Las empresas se resisten, argumentando que este tipo de acceso podría socavar la encriptación y debilitar los sistemas para luchar contra los delincuentes y piratas informáticos. Comey dijo durante una audiencia del comité judicial en el Senado de Estados Unidos que el Estado Islámico pide a sus seguidores a través de Twitter llevar a cabo ataques.
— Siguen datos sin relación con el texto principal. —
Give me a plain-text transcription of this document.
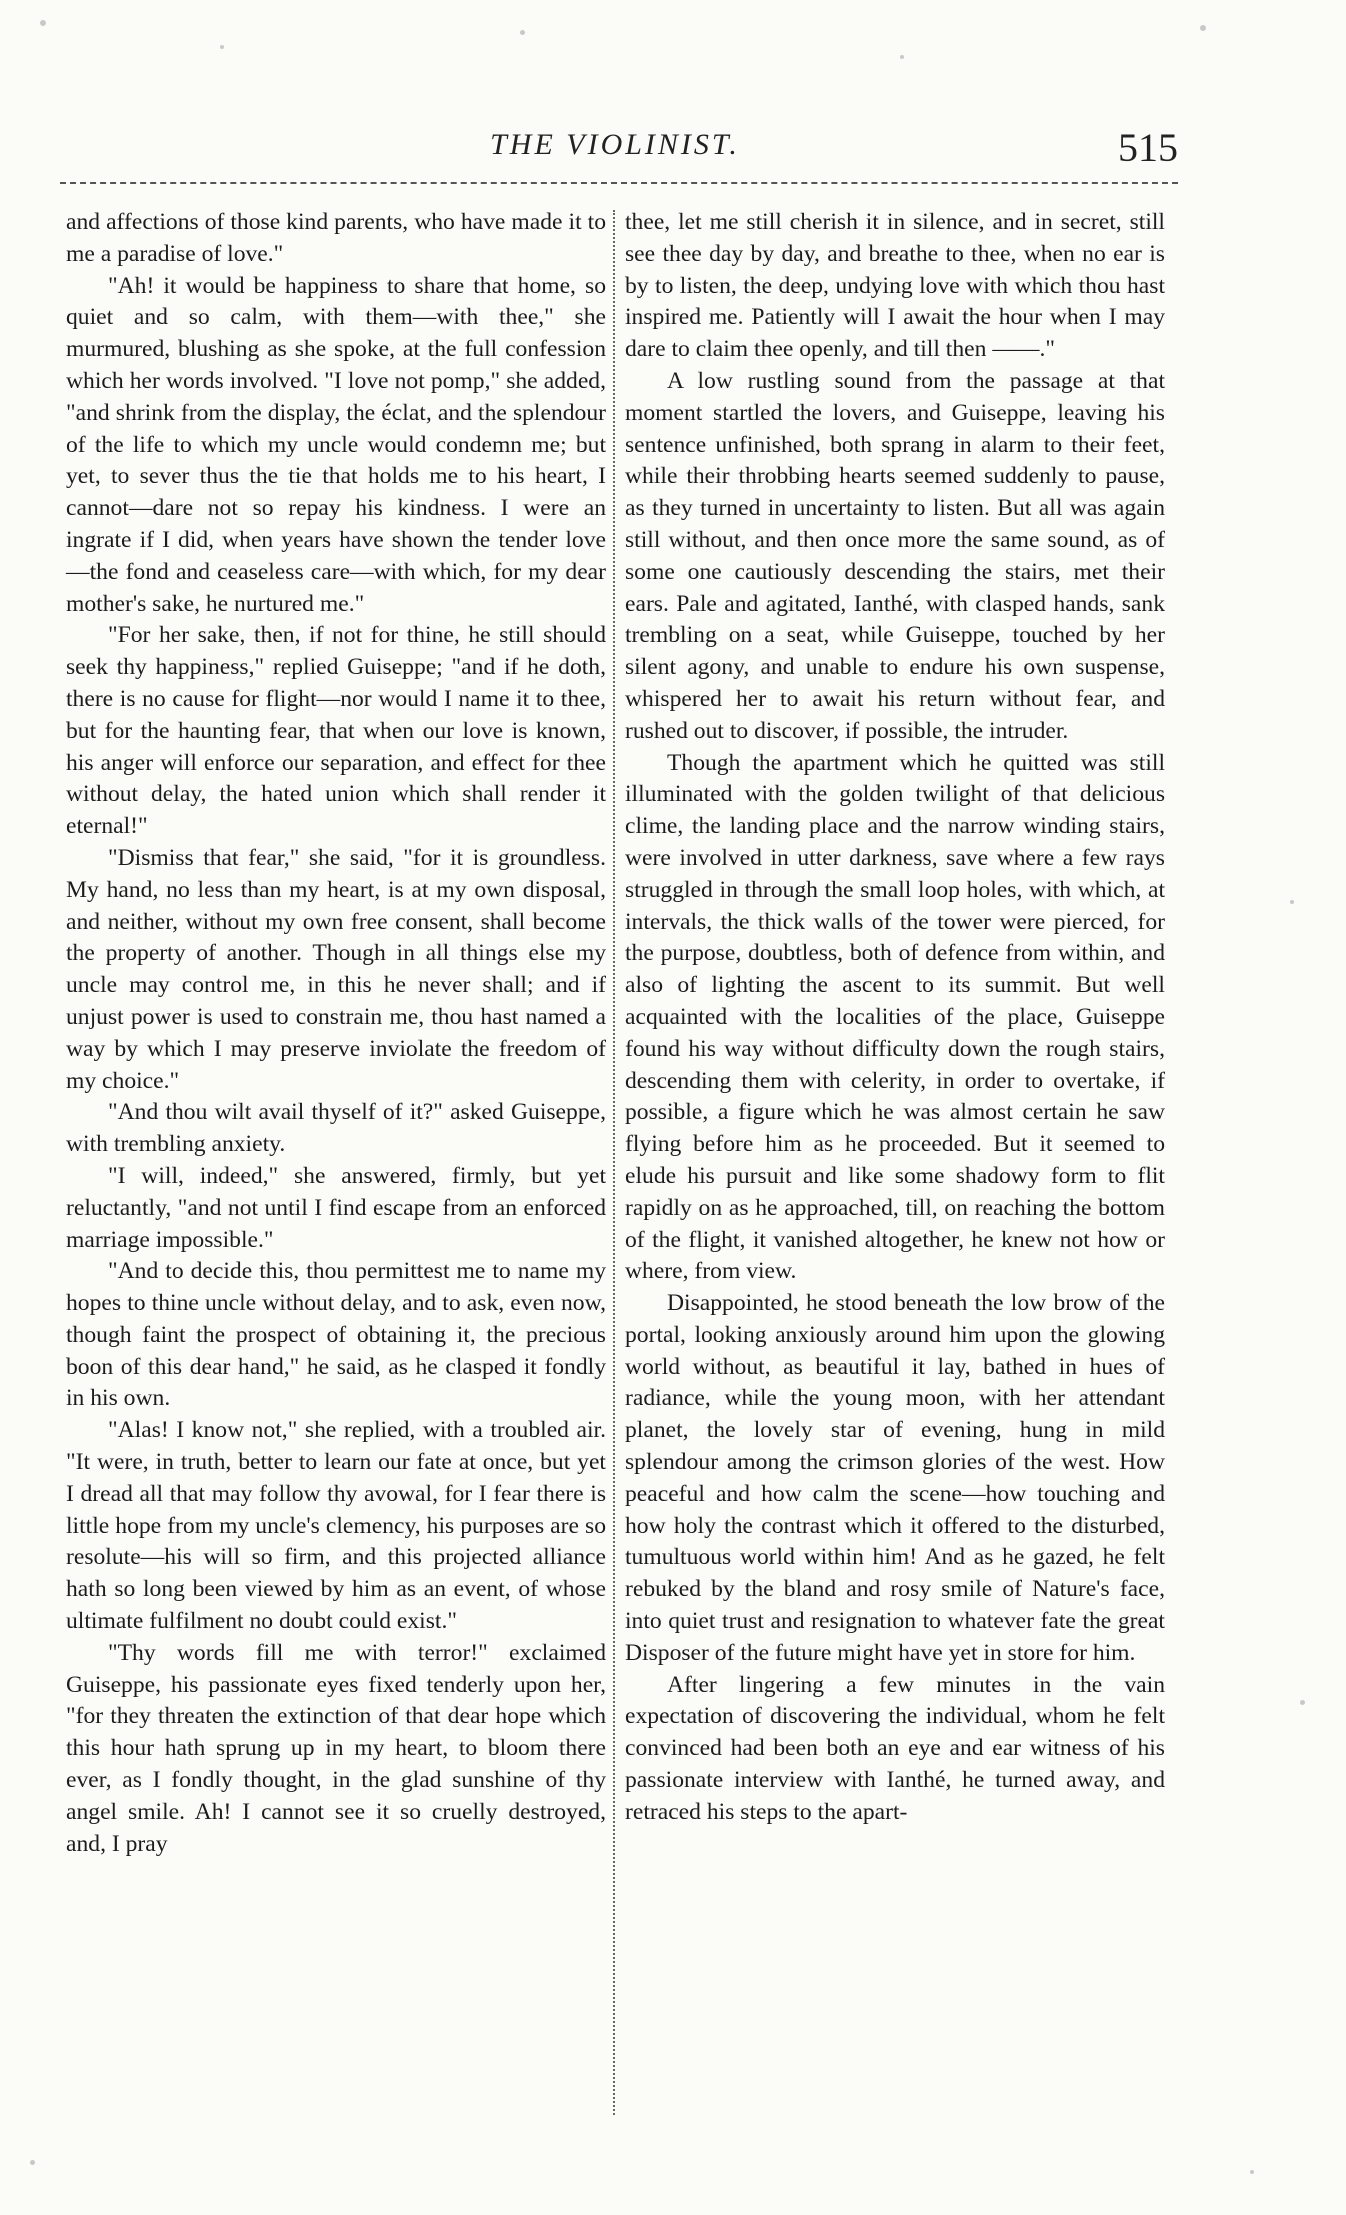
THE VIOLINIST.	515

and affections of those kind parents, who have made it to me a paradise of love."

"Ah! it would be happiness to share that home, so quiet and so calm, with them—with thee," she murmured, blushing as she spoke, at the full confession which her words involved. "I love not pomp," she added, "and shrink from the display, the éclat, and the splendour of the life to which my uncle would condemn me; but yet, to sever thus the tie that holds me to his heart, I cannot—dare not so repay his kindness. I were an ingrate if I did, when years have shown the tender love—the fond and ceaseless care—with which, for my dear mother's sake, he nurtured me."

"For her sake, then, if not for thine, he still should seek thy happiness," replied Guiseppe; "and if he doth, there is no cause for flight—nor would I name it to thee, but for the haunting fear, that when our love is known, his anger will enforce our separation, and effect for thee without delay, the hated union which shall render it eternal!"

"Dismiss that fear," she said, "for it is groundless. My hand, no less than my heart, is at my own disposal, and neither, without my own free consent, shall become the property of another. Though in all things else my uncle may control me, in this he never shall; and if unjust power is used to constrain me, thou hast named a way by which I may preserve inviolate the freedom of my choice."

"And thou wilt avail thyself of it?" asked Guiseppe, with trembling anxiety.

"I will, indeed," she answered, firmly, but yet reluctantly, "and not until I find escape from an enforced marriage impossible."

"And to decide this, thou permittest me to name my hopes to thine uncle without delay, and to ask, even now, though faint the prospect of obtaining it, the precious boon of this dear hand," he said, as he clasped it fondly in his own.

"Alas! I know not," she replied, with a troubled air. "It were, in truth, better to learn our fate at once, but yet I dread all that may follow thy avowal, for I fear there is little hope from my uncle's clemency, his purposes are so resolute—his will so firm, and this projected alliance hath so long been viewed by him as an event, of whose ultimate fulfilment no doubt could exist."

"Thy words fill me with terror!" exclaimed Guiseppe, his passionate eyes fixed tenderly upon her, "for they threaten the extinction of that dear hope which this hour hath sprung up in my heart, to bloom there ever, as I fondly thought, in the glad sunshine of thy angel smile. Ah! I cannot see it so cruelly destroyed, and, I pray

thee, let me still cherish it in silence, and in secret, still see thee day by day, and breathe to thee, when no ear is by to listen, the deep, undying love with which thou hast inspired me. Patiently will I await the hour when I may dare to claim thee openly, and till then ——."

A low rustling sound from the passage at that moment startled the lovers, and Guiseppe, leaving his sentence unfinished, both sprang in alarm to their feet, while their throbbing hearts seemed suddenly to pause, as they turned in uncertainty to listen. But all was again still without, and then once more the same sound, as of some one cautiously descending the stairs, met their ears. Pale and agitated, Ianthé, with clasped hands, sank trembling on a seat, while Guiseppe, touched by her silent agony, and unable to endure his own suspense, whispered her to await his return without fear, and rushed out to discover, if possible, the intruder.

Though the apartment which he quitted was still illuminated with the golden twilight of that delicious clime, the landing place and the narrow winding stairs, were involved in utter darkness, save where a few rays struggled in through the small loop holes, with which, at intervals, the thick walls of the tower were pierced, for the purpose, doubtless, both of defence from within, and also of lighting the ascent to its summit. But well acquainted with the localities of the place, Guiseppe found his way without difficulty down the rough stairs, descending them with celerity, in order to overtake, if possible, a figure which he was almost certain he saw flying before him as he proceeded. But it seemed to elude his pursuit and like some shadowy form to flit rapidly on as he approached, till, on reaching the bottom of the flight, it vanished altogether, he knew not how or where, from view.

Disappointed, he stood beneath the low brow of the portal, looking anxiously around him upon the glowing world without, as beautiful it lay, bathed in hues of radiance, while the young moon, with her attendant planet, the lovely star of evening, hung in mild splendour among the crimson glories of the west. How peaceful and how calm the scene—how touching and how holy the contrast which it offered to the disturbed, tumultuous world within him! And as he gazed, he felt rebuked by the bland and rosy smile of Nature's face, into quiet trust and resignation to whatever fate the great Disposer of the future might have yet in store for him.

After lingering a few minutes in the vain expectation of discovering the individual, whom he felt convinced had been both an eye and ear witness of his passionate interview with Ianthé, he turned away, and retraced his steps to the apart-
Conversaciones similares tienen lugar a menudo a través de comunicaciones móviles seguras a las que no pueden acceder las autoridades. "Las herramientas que nos piden que usemos son cada vez más ineficaces", dijo Comey. "El IS dice ‘matad, matad’ (…) estamos deteniendo eso hasta ahora (…) pero es increíblemente difícil. No puedo verme a mí mismo parando esto de forma indefinida".
Comey y la fiscal general adjunta Sally Yates rechazaron la acusación de que el Gobierno busca entrar por la puerta de atrás a las comunicaciones encriptadas. "No estamos buscando una puerta delantera, trasera o ningún tipo de puerta (…). Pero estamos buscando trabajar con la industria", dijo Yates, quien pidió al Congreso que trabaje con Silicon Valley y anunció que están buscando adaptar soluciones a compañías individuales.
Según apunta Reuters, la fiscal adjunta sostuvo que algunas compañías tecnológicas pueden acceder a información encriptada de los usuarios para ofrecerles publicidad y Yates explicó que las autoridades querían conseguir ese acceso.